I found an article which compares different generation performance at same clock also.
It doesn't include the latest architecture though, but it is focused on gaming, which is basically the reason for which most of the people buy these processors, otherwise for browsing or office even the atom is good. If you think is too extreme, fine go with an i3.

See here: wccftech.com/intel-sandy-bridge-ivy-bridge-haswell-graphics-compared-10-difference-average/

I put them in a table also, and compared similar products:

Lowest details i7 2600K @4.5 i7 4770K @4.5 % increase
Crysis 3 91 93 2%
Black Ops 2 355.4 382.8 8%
Bioshock 243.2 265.9 9%
Battlefield 3 199.8 200 0%
Unigine Heaven 4243 4280 1%
Firestrike 7292 7466 2%

Average: 4%


This increase you will probably get by just shrinking the original sandy without any architecture change. Maybe things will change once the new instructions sets will start to be used ... but if they are not supported by most of the computers in use, they will mostly be scattered optimizations in one app or another.

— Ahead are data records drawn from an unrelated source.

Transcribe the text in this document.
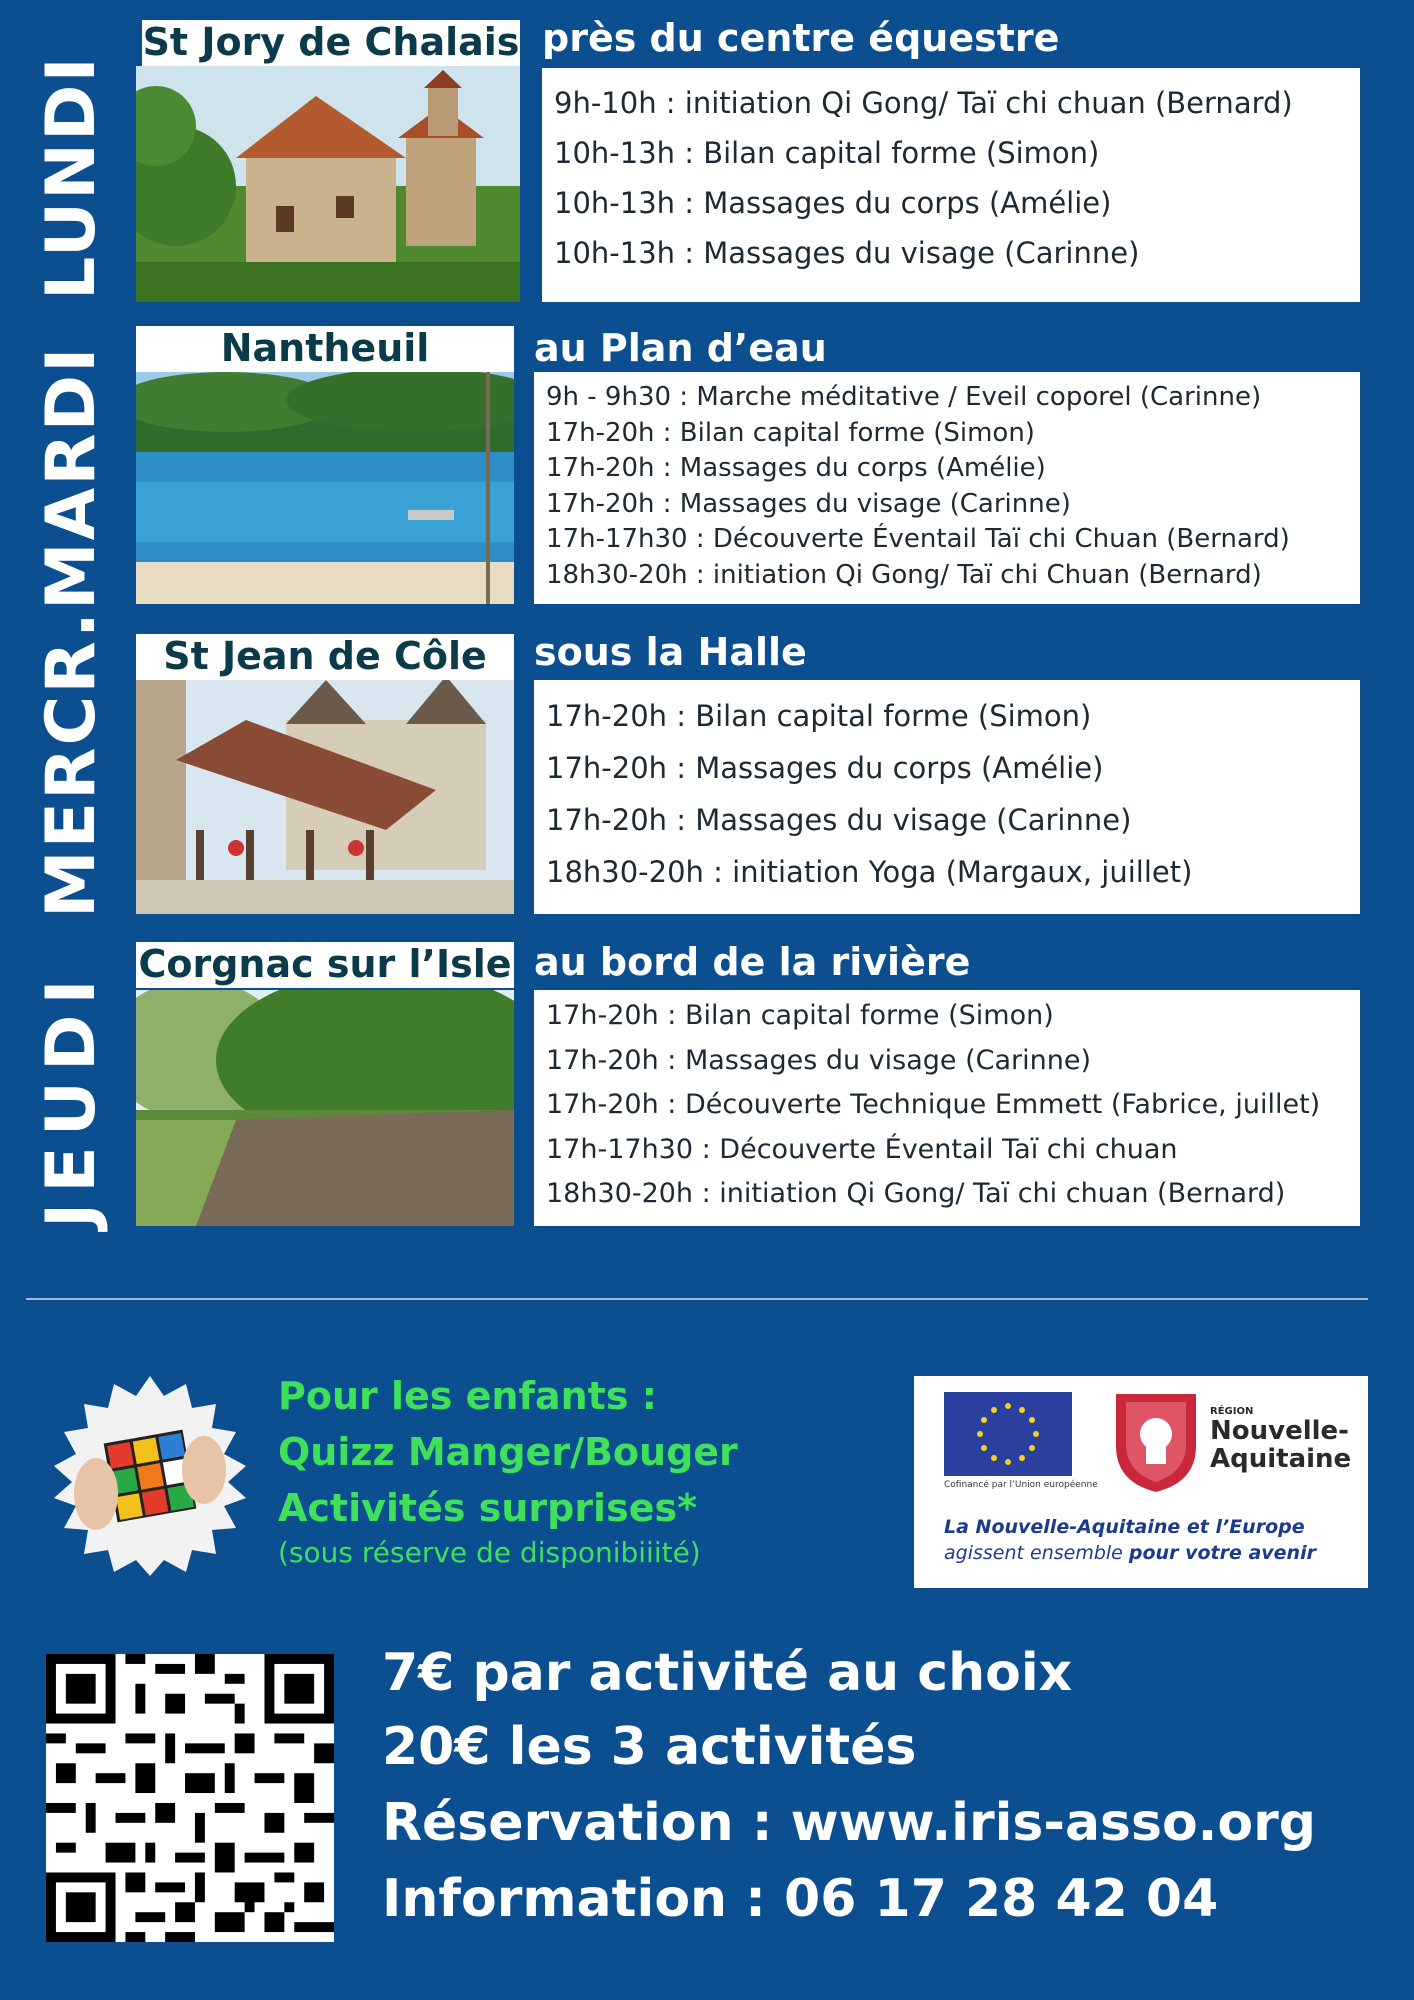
LUNDI
St Jory de Chalais près du centre équestre
9h-10h : initiation Qi Gong/ Taï chi chuan (Bernard)
10h-13h : Bilan capital forme (Simon)
10h-13h : Massages du corps (Amélie)
10h-13h : Massages du visage (Carinne)
MARDI	Nantheuil	au Plan d’eau
9h - 9h30 : Marche méditative / Eveil coporel (Carinne)
17h-20h : Bilan capital forme (Simon)
17h-20h : Massages du corps (Amélie)
17h-20h : Massages du visage (Carinne)
17h-17h30 : Découverte Éventail Taï chi Chuan (Bernard)
18h30-20h : initiation Qi Gong/ Taï chi Chuan (Bernard)
MERCR.	St Jean de Côle	sous la Halle
17h-20h : Bilan capital forme (Simon)
17h-20h : Massages du corps (Amélie)
17h-20h : Massages du visage (Carinne)
18h30-20h : initiation Yoga (Margaux, juillet)
JEUDI
Corgnac sur l’Isle au bord de la rivière
17h-20h : Bilan capital forme (Simon)
17h-20h : Massages du visage (Carinne)
17h-20h : Découverte Technique Emmett (Fabrice, juillet)
17h-17h30 : Découverte Éventail Taï chi chuan
18h30-20h : initiation Qi Gong/ Taï chi chuan (Bernard)
Pour les enfants :
Quizz Manger/Bouger
Activités surprises*
(sous réserve de disponibiiité)
Cofinancé par l’Union européenne
RÉGION
Nouvelle-
Aquitaine
La Nouvelle-Aquitaine et l’Europe
agissent ensemble pour votre avenir
7€ par activité au choix
20€ les 3 activités
Réservation : www.iris-asso.org
Information : 06 17 28 42 04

So yes, if anybody can get sandy level performance, good clocks and reasonable power consumption they are back in business.
Posted on Reply
#50
bug
geon2k2You're veteran here and for sure you know what you are saying.
Obviously there were improvement and new instruction sets but they were underwhelming in current applications to say the least.

Of course Intel will still have the performance crown for a long time from now on as they have strong Enthusiast parts, but that is not the mainstream market. The mainstream market is formed by the i3, i5 and i7 non E series.

If anyone, can produce a competitive product here then they are in business, and intel in this area was pretty much sleeping over the years. You said it yourself in those long posts, ivy was die shrink, haswell brought very good power consumption, broadwell its a different beast but I'd exclude as it has expensive edram, and its mostly a very expensive GPU with CPU cores, good for laptops ... but not very viable in my opinion from cost perspective for desktop. Lake mostly die shrink ... again a bit underwhelming.

I found an article which compares different generation performance at same clock also.
It doesn't include the latest architecture though, but it is focused on gaming, which is basically the reason for which most of the people buy these processors, otherwise for browsing or office even the atom is good. If you think is too extreme, fine go with an i3.

See here: wccftech.com/intel-sandy-bridge-ivy-bridge-haswell-graphics-compared-10-difference-average/

I put them in a table also, and compared similar products:

Lowest details i7 2600K @4.5 i7 4770K @4.5 % increase
Crysis 3 91 93 2%
Black Ops 2 355.4 382.8 8%
Bioshock 243.2 265.9 9%
Battlefield 3 199.8 200 0%
Unigine Heaven 4243 4280 1%
Firestrike 7292 7466 2%

Average: 4%


This increase you will probably get by just shrinking the original sandy without any architecture change. Maybe things will change once the new instructions sets will start to be used ... but if they are not supported by most of the computers in use, they will mostly be scattered optimizations in one app or another.

So yes, if anybody can get sandy level performance, good clocks and reasonable power consumption they are back in business.
Those tests are only looking at graphics. Here's a more complete set: www.hardocp.com/article/2015/08/05/intel_skylake_core_i76700k_ipc_overclocking_review/4
You'll see gains in synthetic performance and mostly encoding and rendering. Other things are in the same ballpark as Sandy Bridge.